Una riflessione particolare riguarda le donne: secondo le stime del 2020 dell’Istat, in Italia le persone over 75 sono 7.058.755, di cui il 60% donne. Qualche giorno fa, leggevo una lettera dentro la rivista iO Donna nr. 29 di sabato 14 agosto 2022, dove una lettrice, Donatella, scriveva così alla redazione: "Credo che l’età delle pensioni possa essere preziosa, perché permette per la prima volta nella vita di avere finalmente del tempo da dedicare alle proprie passioni senza farsi schiacciare dalle richieste della famiglia. Va bene i nipotini, le incombenze dei figli, eventuali anziani più anziani di cui occuparsi: ma è giusto anche ascoltare le proprie esigenze, trovare del tempo per sé. Se non ora, quando?"

Donatella rappresenta quel 60% di donne in età da pensione che hanno voglia di sentirsi ancora attive, se non creative. Lei, per esempio, in pensione si è messa a dipingere, passione che ha sempre avuto ma non è mai riuscita a coltivare prima. Di questo 60% di donne over 75, l’Istat ci fornisce un altro dato a riguardo: la metà vive sola. Ed è qui che entrano in gioco, sempre più frequentemente, forme di solidarietà e convivenza “alternative”. Se ne parla da anni, e negli anni sono nati vari progetti di co-abitazione, in Italia e all’estero, come La maison des Babayagas francese, una residenza nata alla fine del 2012 nella periferia parigina di Montreuil, riservata esclusivamente a donne over 60. L’obiettivo?
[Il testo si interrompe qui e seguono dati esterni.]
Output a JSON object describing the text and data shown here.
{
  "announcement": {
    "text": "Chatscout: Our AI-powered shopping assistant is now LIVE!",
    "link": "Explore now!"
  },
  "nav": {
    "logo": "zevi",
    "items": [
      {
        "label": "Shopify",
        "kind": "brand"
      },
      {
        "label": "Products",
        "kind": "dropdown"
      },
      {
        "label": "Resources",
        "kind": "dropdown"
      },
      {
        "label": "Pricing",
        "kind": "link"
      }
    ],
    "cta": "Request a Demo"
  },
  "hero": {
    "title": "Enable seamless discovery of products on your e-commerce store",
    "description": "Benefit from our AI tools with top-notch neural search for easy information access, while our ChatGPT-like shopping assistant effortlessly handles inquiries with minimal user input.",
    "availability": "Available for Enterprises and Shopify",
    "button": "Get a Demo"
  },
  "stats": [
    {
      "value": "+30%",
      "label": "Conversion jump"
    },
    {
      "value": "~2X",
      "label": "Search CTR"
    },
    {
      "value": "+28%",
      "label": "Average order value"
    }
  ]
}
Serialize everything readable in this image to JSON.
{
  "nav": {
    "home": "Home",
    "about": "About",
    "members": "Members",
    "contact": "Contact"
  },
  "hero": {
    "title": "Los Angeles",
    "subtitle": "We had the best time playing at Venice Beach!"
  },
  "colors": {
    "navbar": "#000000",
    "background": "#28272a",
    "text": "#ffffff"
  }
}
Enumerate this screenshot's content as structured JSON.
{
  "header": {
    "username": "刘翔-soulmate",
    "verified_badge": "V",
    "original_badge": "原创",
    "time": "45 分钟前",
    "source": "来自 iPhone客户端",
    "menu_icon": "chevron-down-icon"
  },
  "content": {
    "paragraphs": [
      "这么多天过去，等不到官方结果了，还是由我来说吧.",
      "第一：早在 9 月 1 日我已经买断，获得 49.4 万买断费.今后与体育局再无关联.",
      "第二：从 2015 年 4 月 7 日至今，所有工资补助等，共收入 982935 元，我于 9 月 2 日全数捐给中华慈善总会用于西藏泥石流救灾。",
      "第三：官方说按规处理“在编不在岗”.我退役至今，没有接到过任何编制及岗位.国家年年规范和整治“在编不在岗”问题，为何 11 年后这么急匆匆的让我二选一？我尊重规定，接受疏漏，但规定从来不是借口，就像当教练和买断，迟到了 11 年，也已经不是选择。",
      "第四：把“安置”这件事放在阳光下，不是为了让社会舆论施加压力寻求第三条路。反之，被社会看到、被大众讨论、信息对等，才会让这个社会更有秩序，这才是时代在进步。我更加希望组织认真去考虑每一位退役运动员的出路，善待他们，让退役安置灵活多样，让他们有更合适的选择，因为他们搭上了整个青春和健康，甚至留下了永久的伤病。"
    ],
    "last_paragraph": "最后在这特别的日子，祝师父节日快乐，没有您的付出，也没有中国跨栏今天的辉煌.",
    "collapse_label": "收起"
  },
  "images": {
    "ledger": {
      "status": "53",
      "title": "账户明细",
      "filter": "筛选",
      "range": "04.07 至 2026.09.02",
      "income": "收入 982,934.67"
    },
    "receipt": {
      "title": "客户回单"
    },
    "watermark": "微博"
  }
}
Vivere la vecchiaia in compagnia, ma in libertà. Un controsenso? Non proprio: la casa accoglie 21 donne di ceto medio, che mettono assieme mezzi e risorse, per vivere una vita di comunità e cura autogestita, con spazi comuni. Donne impegnate nel sociale che organizzano, una volta a settimana, cene con la gente del quartiere o associazioni del territorio. E che hanno pure, tra i loro progetti, quello si creare una università popolare che proponga temi incentrati sulla sfida dell’invecchiare “bene”. Donne che comunque non rinunciano, quando serve, ai propri spazi personali, di “sana solitudine”, in cui sentirsi pienamente libere di fare quel che più vogliono o sentono – fosse anche starsene tutto il giorno chiuse nella loro stanza.

La vecchiaia, dunque, non viene negata, ma accolta e vissuta con i propri mezzi, le proprie caratteristiche, meglio se in condivisione. La vecchiaia continua a esistere, come fase della vita che può rivelarsi complessa e sfaccettata. Ma rimane comunque una fase che contiene ancora possibilità. Quel che può essere utile, dentro di noi, per tenere sempre ben “accese” queste possibilità, è l’apertura verso un nuovo modo di concepire la famiglia: se non posso vivere con la mia famiglia o non ne ho una, me ne posso creare una “non di sangue”, con scopi e valori comuni. Un nuovo modello con uno spazio privato per dormire, e altri spazi e servizi comuni e la ripartizione delle spese. Può essere utile, soprattutto, per ognuno di noi, provare anche solo a immaginare un welfare diverso, dove la sicurezza e il benessere vengono garantiti in modi nuovi. Chissà che poi questo immaginario non venga gradualmente riconosciuto e supportato “ai piani alti”, così che possa prendere forme concrete ed essere un buon esempio per l’intera collettività.